Mas me pergunto se é mesmo necessário mercantilizar tudo, estabelecer preços para quaisquer obras: batismo a 45 reais, casamentos a 100, 10% da receita bruta, venda de missas, terrenos no céu, fogueiras santas, estabelecimento de metas comerciais, quermesses, festas de arrecadação, shows gospel, louvores e retiros pagos, etc. Há preço, cobrança e lucro em cima dessas atividades. Lucro, essencialmente. E dever às igrejas é um risco, porque a cobrança é deveras pesada e o cobrador muito poderoso.

8 comments

  • Esse tipo de cobrança torna a religião muito parecida com um comércio de prestação de serviços. Não apenas no que diz respeito ao dízimo, mas também com relação à postura do fiel frente à instituição religiosa, aos representantes da religião e à própria divindade, quando é o caso. O tipo de relação "faça-me isso que te dou isso", "Ame somente a mim, do contrário te faço sofrer", e promessas desse naipe. Uma relação fundamentada nesses termos dificilmente pode ser associada à noção que muitos de nós idealizamos da palavra amor, noção essa em geral atribuída aos deuses em geral. Penso: será que interpretamos a ideia de "amor" da forma correta? Ou terá algo de podre no reino do jardim do éden?

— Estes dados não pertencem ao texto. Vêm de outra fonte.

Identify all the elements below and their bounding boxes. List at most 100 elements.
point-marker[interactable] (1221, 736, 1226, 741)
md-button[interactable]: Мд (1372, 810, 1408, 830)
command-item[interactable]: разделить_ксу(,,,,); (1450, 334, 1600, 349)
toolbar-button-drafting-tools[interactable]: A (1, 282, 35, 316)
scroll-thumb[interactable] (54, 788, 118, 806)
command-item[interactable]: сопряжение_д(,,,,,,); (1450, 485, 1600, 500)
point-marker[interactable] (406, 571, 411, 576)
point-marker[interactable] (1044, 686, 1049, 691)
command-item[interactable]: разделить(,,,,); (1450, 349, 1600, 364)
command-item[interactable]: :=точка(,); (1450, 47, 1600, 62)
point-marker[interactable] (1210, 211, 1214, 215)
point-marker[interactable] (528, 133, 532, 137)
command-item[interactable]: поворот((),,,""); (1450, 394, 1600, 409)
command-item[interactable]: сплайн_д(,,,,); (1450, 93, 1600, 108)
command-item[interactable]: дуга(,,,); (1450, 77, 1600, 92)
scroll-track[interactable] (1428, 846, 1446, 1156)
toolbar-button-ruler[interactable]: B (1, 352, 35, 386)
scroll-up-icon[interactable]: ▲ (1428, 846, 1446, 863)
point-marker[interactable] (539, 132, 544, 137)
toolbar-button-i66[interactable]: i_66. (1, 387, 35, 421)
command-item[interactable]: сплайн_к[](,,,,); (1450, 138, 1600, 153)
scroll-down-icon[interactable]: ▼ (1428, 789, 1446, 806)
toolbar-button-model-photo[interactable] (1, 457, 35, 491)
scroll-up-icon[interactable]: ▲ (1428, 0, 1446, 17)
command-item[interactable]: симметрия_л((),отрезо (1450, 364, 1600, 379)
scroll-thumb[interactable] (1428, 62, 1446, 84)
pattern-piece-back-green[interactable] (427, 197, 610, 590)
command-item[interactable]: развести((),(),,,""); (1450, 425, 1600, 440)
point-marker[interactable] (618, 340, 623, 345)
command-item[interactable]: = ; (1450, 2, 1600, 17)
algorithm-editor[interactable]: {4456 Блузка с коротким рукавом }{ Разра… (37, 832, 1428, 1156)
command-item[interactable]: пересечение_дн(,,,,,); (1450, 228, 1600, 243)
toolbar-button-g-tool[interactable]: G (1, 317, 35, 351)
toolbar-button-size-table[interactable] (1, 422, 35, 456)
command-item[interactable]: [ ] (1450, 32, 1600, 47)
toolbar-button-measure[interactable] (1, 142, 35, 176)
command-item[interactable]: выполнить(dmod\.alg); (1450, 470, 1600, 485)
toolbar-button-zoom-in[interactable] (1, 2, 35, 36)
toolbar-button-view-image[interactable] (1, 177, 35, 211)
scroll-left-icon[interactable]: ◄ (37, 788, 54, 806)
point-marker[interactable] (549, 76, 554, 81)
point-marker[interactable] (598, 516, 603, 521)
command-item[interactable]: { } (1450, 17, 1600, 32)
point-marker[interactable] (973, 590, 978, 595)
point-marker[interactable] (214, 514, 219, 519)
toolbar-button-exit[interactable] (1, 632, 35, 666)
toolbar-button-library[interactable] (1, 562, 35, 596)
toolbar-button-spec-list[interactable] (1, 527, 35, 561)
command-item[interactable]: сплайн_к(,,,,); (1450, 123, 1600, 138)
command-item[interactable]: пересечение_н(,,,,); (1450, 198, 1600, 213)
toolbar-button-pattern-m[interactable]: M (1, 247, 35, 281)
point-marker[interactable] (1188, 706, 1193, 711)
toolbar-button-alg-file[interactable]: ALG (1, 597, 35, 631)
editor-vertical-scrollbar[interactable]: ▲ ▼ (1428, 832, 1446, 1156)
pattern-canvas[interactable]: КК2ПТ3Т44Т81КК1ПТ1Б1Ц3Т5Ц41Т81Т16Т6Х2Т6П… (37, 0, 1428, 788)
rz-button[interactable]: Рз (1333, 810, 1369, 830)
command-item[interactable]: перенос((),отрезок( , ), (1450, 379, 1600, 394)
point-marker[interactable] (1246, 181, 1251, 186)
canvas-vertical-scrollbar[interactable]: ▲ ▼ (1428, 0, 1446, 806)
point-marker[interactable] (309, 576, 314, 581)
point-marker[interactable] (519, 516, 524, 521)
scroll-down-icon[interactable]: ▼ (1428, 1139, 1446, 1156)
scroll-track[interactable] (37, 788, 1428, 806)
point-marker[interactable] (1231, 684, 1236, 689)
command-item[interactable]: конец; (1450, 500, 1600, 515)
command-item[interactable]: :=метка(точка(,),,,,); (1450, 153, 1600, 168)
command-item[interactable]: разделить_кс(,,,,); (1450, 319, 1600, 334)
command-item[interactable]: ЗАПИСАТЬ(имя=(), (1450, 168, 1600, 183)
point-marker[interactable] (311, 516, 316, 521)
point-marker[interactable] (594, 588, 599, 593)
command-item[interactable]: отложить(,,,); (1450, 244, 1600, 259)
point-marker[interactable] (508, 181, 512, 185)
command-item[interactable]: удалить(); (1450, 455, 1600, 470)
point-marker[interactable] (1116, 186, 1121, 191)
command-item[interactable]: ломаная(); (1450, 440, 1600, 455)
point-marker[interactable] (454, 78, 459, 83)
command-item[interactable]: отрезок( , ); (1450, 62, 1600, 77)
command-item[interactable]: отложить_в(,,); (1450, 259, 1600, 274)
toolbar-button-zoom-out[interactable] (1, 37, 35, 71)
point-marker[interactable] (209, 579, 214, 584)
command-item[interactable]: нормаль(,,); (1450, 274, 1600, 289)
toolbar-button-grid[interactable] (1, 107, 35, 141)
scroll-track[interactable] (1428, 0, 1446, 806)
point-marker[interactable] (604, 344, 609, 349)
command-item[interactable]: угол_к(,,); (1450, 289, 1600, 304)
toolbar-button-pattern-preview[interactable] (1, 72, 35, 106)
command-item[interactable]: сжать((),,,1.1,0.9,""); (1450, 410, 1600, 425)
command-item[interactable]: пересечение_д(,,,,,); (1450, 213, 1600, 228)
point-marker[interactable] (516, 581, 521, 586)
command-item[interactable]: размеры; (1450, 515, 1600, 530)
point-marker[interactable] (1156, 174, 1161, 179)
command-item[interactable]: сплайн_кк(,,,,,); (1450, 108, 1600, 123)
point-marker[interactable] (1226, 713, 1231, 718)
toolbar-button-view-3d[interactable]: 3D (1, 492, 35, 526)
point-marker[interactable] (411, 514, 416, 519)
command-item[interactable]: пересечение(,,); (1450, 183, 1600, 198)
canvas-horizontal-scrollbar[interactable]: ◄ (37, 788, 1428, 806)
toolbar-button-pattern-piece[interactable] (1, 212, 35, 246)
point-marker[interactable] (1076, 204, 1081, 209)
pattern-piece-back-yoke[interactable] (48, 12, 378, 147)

  • É o caixa-eletrônico da salvação, só que você deposita o dinheiro na conta de Deus e "recebe" as bênçãos. Se os depósitos param, a bênção para também. Bem simples.

    Ótimo texto.

  • Acredito em Deus, mas confesso, me sinto feliz em contribuir financeiramente com duas instituições que cuidam de pacientes com câncer. E isso nada tem a ver com religião. O Deus que acredito jamais me cobraria um único centavo. Bom, tenho uma imagem muito particular de Deus, levando em consideração a legião de pessoas que se são obrigadas por líderes religiosos a sustentá-los.

    • Contribuo financeiramente com a APAE, porque há crianças que precisam dessa ajuda e não porque um ser superior quer que eu o faça.

      Sua visão a respeito de Deus, Otávio, difere da visão de muitas pessoas. O Deus que muita gente procura é um que resolva seus problemas sem que precisem fazer nenhum esforço pessoal.

  • São todos hipócritas, antes de responderem ao que vou falar, pesquisem o que significa.

    As instituições religiosas, em suas inúmeras representações, não são a representação da divindade, pelo menos as protestantes, as que entendo melhor, as demais, desconheço, ou seja, os atos dos homens não podem ser atribuídos a Deus, muito pelo contrário, existe o livre arbítrio, a igreja e nada mais do que reunião de pessoas em face de celebrar, estudar, reunir-se, louvar, dentre outras manifestações as obras de Deus, mas não são perfeitas, assim, como as Universidades, os Estados, ONG e demais, precisam serem financiadas para seu proposito maior, sua existência.

    Quando os médicos não tem solução para o problema, onde procurar? Amigos, ainda acreditam que isso aqui é só que nós esperam? Pobres almas.